Roberts, who has said he was previously in the business of private prison construction, said: “When we were building 500 bed to 1,000 bed facilities, if we came in above $20,000 per bed some people got in a whole lot of trouble.”

Roberts also at various points in the discussion said he believes futures appears to be “a wonderful space to house inmates in.”

He also was critical of the HVAC equipment being located in the futures area.

“That needs to be on the roof,” he said.

The nine member jail committee was appointed by the county commission to study the short and long term needs of the county jail, judicial and prosecutorial facilities as well as the options for funding that may be required.

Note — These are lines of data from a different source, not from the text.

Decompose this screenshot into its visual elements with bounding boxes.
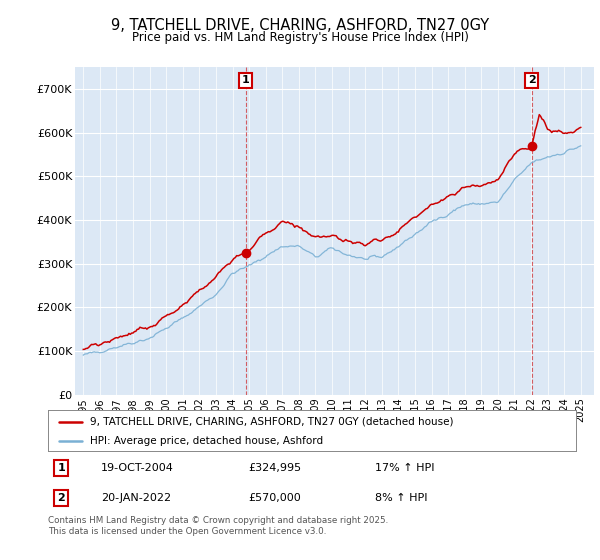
Text: 2: 2 [58, 493, 65, 503]
Text: 8% ↑ HPI: 8% ↑ HPI [376, 493, 428, 503]
Text: 20-JAN-2022: 20-JAN-2022 [101, 493, 171, 503]
Text: 2: 2 [528, 75, 536, 85]
Text: 9, TATCHELL DRIVE, CHARING, ASHFORD, TN27 0GY: 9, TATCHELL DRIVE, CHARING, ASHFORD, TN2… [111, 18, 489, 33]
Text: 9, TATCHELL DRIVE, CHARING, ASHFORD, TN27 0GY (detached house): 9, TATCHELL DRIVE, CHARING, ASHFORD, TN2… [90, 417, 454, 427]
Text: Price paid vs. HM Land Registry's House Price Index (HPI): Price paid vs. HM Land Registry's House … [131, 31, 469, 44]
Text: 1: 1 [58, 463, 65, 473]
Text: 1: 1 [242, 75, 250, 85]
Text: £324,995: £324,995 [248, 463, 302, 473]
Text: Contains HM Land Registry data © Crown copyright and database right 2025.
This d: Contains HM Land Registry data © Crown c… [48, 516, 388, 536]
Text: 17% ↑ HPI: 17% ↑ HPI [376, 463, 435, 473]
Text: HPI: Average price, detached house, Ashford: HPI: Average price, detached house, Ashf… [90, 436, 323, 446]
Text: 19-OCT-2004: 19-OCT-2004 [101, 463, 173, 473]
Text: £570,000: £570,000 [248, 493, 301, 503]
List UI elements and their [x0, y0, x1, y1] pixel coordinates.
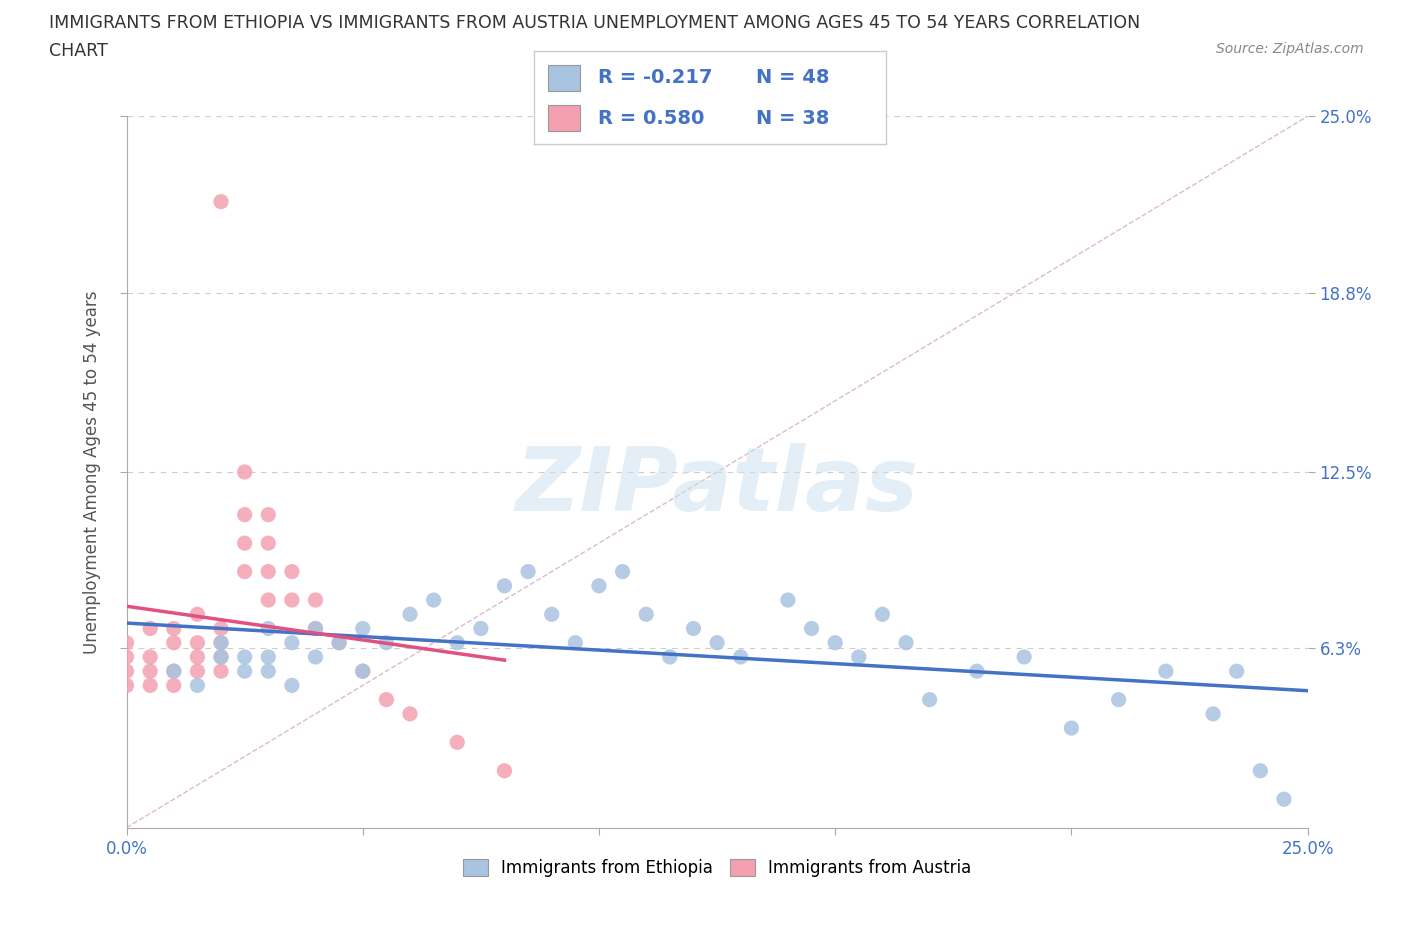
- Point: [304, 621, 326, 636]
- Point: [800, 621, 823, 636]
- Point: [115, 635, 138, 650]
- Point: [209, 649, 232, 664]
- Point: [257, 621, 280, 636]
- Text: R = 0.580: R = 0.580: [598, 109, 704, 127]
- Point: [1249, 764, 1271, 778]
- Point: [186, 678, 208, 693]
- Point: [163, 664, 186, 679]
- Point: [257, 649, 280, 664]
- Point: [1060, 721, 1083, 736]
- Point: [115, 678, 138, 693]
- Point: [1108, 692, 1130, 707]
- Point: [209, 621, 232, 636]
- Point: [281, 565, 304, 579]
- Point: [257, 565, 280, 579]
- Point: [375, 692, 398, 707]
- Point: [375, 635, 398, 650]
- Point: [494, 764, 516, 778]
- Point: [139, 664, 162, 679]
- Point: [209, 635, 232, 650]
- Point: [163, 621, 186, 636]
- Point: [115, 649, 138, 664]
- Point: [966, 664, 988, 679]
- Point: [1272, 791, 1295, 806]
- Point: [186, 649, 208, 664]
- Point: [209, 635, 232, 650]
- Point: [163, 635, 186, 650]
- Point: [612, 565, 634, 579]
- Point: [209, 194, 232, 209]
- Point: [257, 592, 280, 607]
- Point: [494, 578, 516, 593]
- Point: [281, 635, 304, 650]
- Point: [848, 649, 870, 664]
- Point: [233, 465, 256, 480]
- Point: [540, 607, 562, 622]
- FancyBboxPatch shape: [548, 65, 581, 91]
- Point: [186, 607, 208, 622]
- Point: [776, 592, 799, 607]
- Point: [209, 664, 232, 679]
- Point: [304, 621, 326, 636]
- Point: [399, 607, 422, 622]
- Text: N = 48: N = 48: [756, 68, 830, 86]
- Point: [352, 664, 374, 679]
- Point: [281, 592, 304, 607]
- Text: IMMIGRANTS FROM ETHIOPIA VS IMMIGRANTS FROM AUSTRIA UNEMPLOYMENT AMONG AGES 45 T: IMMIGRANTS FROM ETHIOPIA VS IMMIGRANTS F…: [49, 14, 1140, 32]
- Point: [422, 592, 444, 607]
- Legend: Immigrants from Ethiopia, Immigrants from Austria: Immigrants from Ethiopia, Immigrants fro…: [456, 852, 979, 883]
- Point: [163, 678, 186, 693]
- Point: [163, 664, 186, 679]
- Point: [233, 507, 256, 522]
- Point: [209, 649, 232, 664]
- Point: [588, 578, 610, 593]
- Point: [186, 635, 208, 650]
- Point: [257, 536, 280, 551]
- Text: CHART: CHART: [49, 42, 108, 60]
- Point: [257, 507, 280, 522]
- Point: [115, 664, 138, 679]
- Point: [824, 635, 846, 650]
- Point: [281, 678, 304, 693]
- Point: [233, 649, 256, 664]
- Text: R = -0.217: R = -0.217: [598, 68, 711, 86]
- Point: [1202, 707, 1225, 722]
- Point: [139, 621, 162, 636]
- Point: [1226, 664, 1249, 679]
- Point: [233, 664, 256, 679]
- Text: N = 38: N = 38: [756, 109, 830, 127]
- Point: [918, 692, 941, 707]
- Point: [233, 536, 256, 551]
- Point: [399, 707, 422, 722]
- Point: [352, 664, 374, 679]
- Point: [470, 621, 492, 636]
- Point: [1012, 649, 1035, 664]
- Point: [706, 635, 728, 650]
- Point: [730, 649, 752, 664]
- Point: [328, 635, 350, 650]
- Text: ZIPatlas: ZIPatlas: [516, 443, 918, 530]
- Point: [328, 635, 350, 650]
- Point: [352, 621, 374, 636]
- Point: [186, 664, 208, 679]
- Point: [304, 592, 326, 607]
- Point: [446, 635, 468, 650]
- Point: [564, 635, 586, 650]
- FancyBboxPatch shape: [548, 105, 581, 131]
- Point: [304, 649, 326, 664]
- Point: [894, 635, 917, 650]
- Point: [682, 621, 704, 636]
- Point: [517, 565, 540, 579]
- Point: [872, 607, 894, 622]
- Point: [1154, 664, 1177, 679]
- Point: [257, 664, 280, 679]
- Point: [658, 649, 681, 664]
- Point: [233, 565, 256, 579]
- Point: [446, 735, 468, 750]
- Point: [139, 649, 162, 664]
- Text: Source: ZipAtlas.com: Source: ZipAtlas.com: [1216, 42, 1364, 56]
- Point: [139, 678, 162, 693]
- Point: [636, 607, 658, 622]
- Y-axis label: Unemployment Among Ages 45 to 54 years: Unemployment Among Ages 45 to 54 years: [83, 290, 101, 654]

The sheriff’s department has indicated the average daily population of inmates in the jail is more than 140 in the current 153-bed facility.

A recent study conducted by the Goldberg group proposed a $21 million project that would expand the capacity of the jail from 153 to around 475-500 beds.
Representatives of the Goldberg Group and Weber and Associates, who developed the 2013 jail study at a cost to taxpayers of $6,500, are expected to be on hand for the Monday, June 30 meeting of the jail advisory committee.